En el año 2146 el gran consejo plenipotenciario de los sabios-militares-neomaoístas decide clonar a Arthur Chang a partir de un pedazo de uña que encuentran por ahí. Sería el primero de una lista de “notables recuperables” para darle lustre a la nación. Apenas el poeta despierta, le preguntan:

—En su vida anterior decidió, siendo muy joven, abandonar la poesía para dedicarse a cosas patéticas.
—Sí, fue un error, lo reconozco.
—Claro, se entiende… era usted demasiado joven y no sabía lo que hacía.
—No, me refiero a que fue un error empeñarme en ser poeta. Ahora que tengo una segunda oportunidad me dedicaré a los negocios mundanos sin perder tiempo.

El consejo de sabios militares deja a Arthur Chang encerrado bajo llave y se reúne. “Hay que eliminar a este tipo, no puede colarse una cosa así a la luz pública”, y acuerdan su ejecución.
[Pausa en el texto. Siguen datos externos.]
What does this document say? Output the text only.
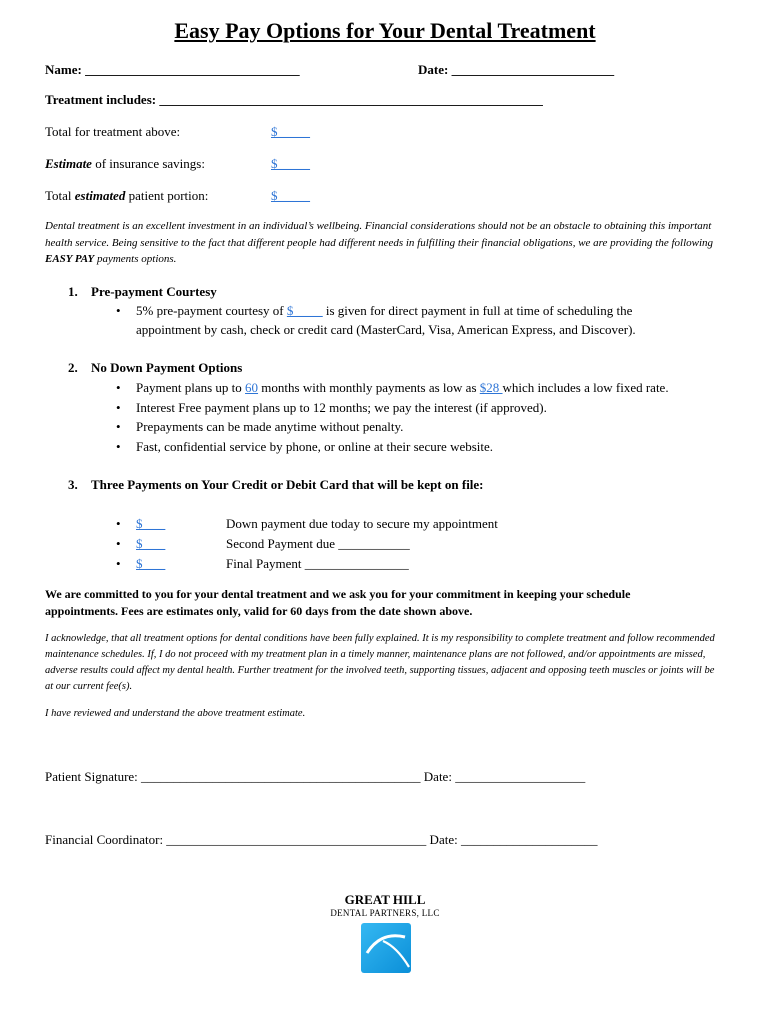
Easy Pay Options for Your Dental Treatment
Name: _________________________________	Date: _________________________
Treatment includes: ___________________________________________________________
Total for treatment above:	$_____
Estimate of insurance savings:	$_____
Total estimated patient portion:	$_____
Dental treatment is an excellent investment in an individual’s wellbeing. Financial considerations should not be an obstacle to obtaining this important health service. Being sensitive to the fact that different people had different needs in fulfilling their financial obligations, we are providing the following EASY PAY payments options.
1. Pre-payment Courtesy
• 5% pre-payment courtesy of $ ____ is given for direct payment in full at time of scheduling the
appointment by cash, check or credit card (MasterCard, Visa, American Express, and Discover).
2. No Down Payment Options
• Payment plans up to 60 months with monthly payments as low as $28 which includes a low fixed rate.
• Interest Free payment plans up to 12 months; we pay the interest (if approved).
• Prepayments can be made anytime without penalty.
• Fast, confidential service by phone, or online at their secure website.
3. Three Payments on Your Credit or Debit Card that will be kept on file:
• $ ___	Down payment due today to secure my appointment
• $ ___	Second Payment due ___________
• $ ___	Final Payment ________________
We are committed to you for your dental treatment and we ask you for your commitment in keeping your schedule
appointments. Fees are estimates only, valid for 60 days from the date shown above.
I acknowledge, that all treatment options for dental conditions have been fully explained. It is my responsibility to complete treatment and follow recommended maintenance schedules. If, I do not proceed with my treatment plan in a timely manner, maintenance plans are not followed, and/or appointments are missed, adverse results could affect my dental health. Further treatment for the involved teeth, supporting tissues, adjacent and opposing teeth muscles or joints will be at our current fee(s).
I have reviewed and understand the above treatment estimate.
Patient Signature: ___________________________________________ Date: ____________________
Financial Coordinator: ________________________________________ Date: _____________________
GREAT HILL
DENTAL PARTNERS, LLC
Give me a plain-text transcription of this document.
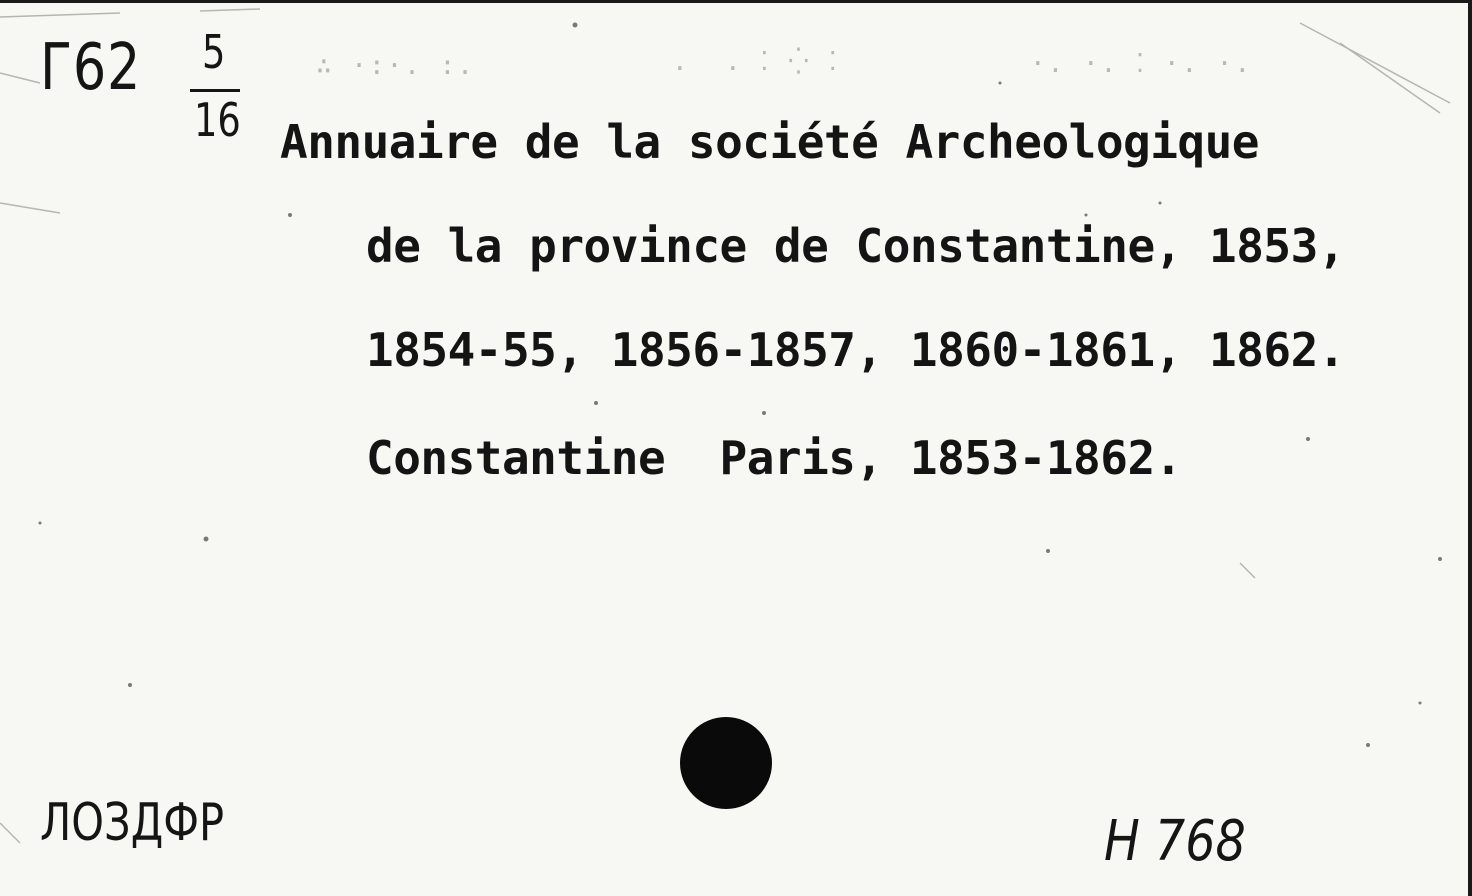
∴ ·:·. :.	.  . ⁚ ⁛ ⁚	·. ·. ⁚ ·. ·.
Г62 5
16 Annuaire de la société Archeologique
de la province de Constantine, 1853,
1854-55, 1856-1857, 1860-1861, 1862.
Constantine  Paris, 1853-1862.
ЛОЗДФР	Н 768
Pero cuando regresan dispuestos a dormir al monstruo su celda está desierta. Chang se ha esfumado.

Dicen que el poeta Chang logra huir a Venezuela a inicios de 2147. Que monta allá negocios de toda calaña. Que se dedica a las armas, las mujeres, los restaurantes, los animales, las funerarias, las mil y una pillerías. Y también a la poesía, un poco, es que es una tara difícil de erradicar.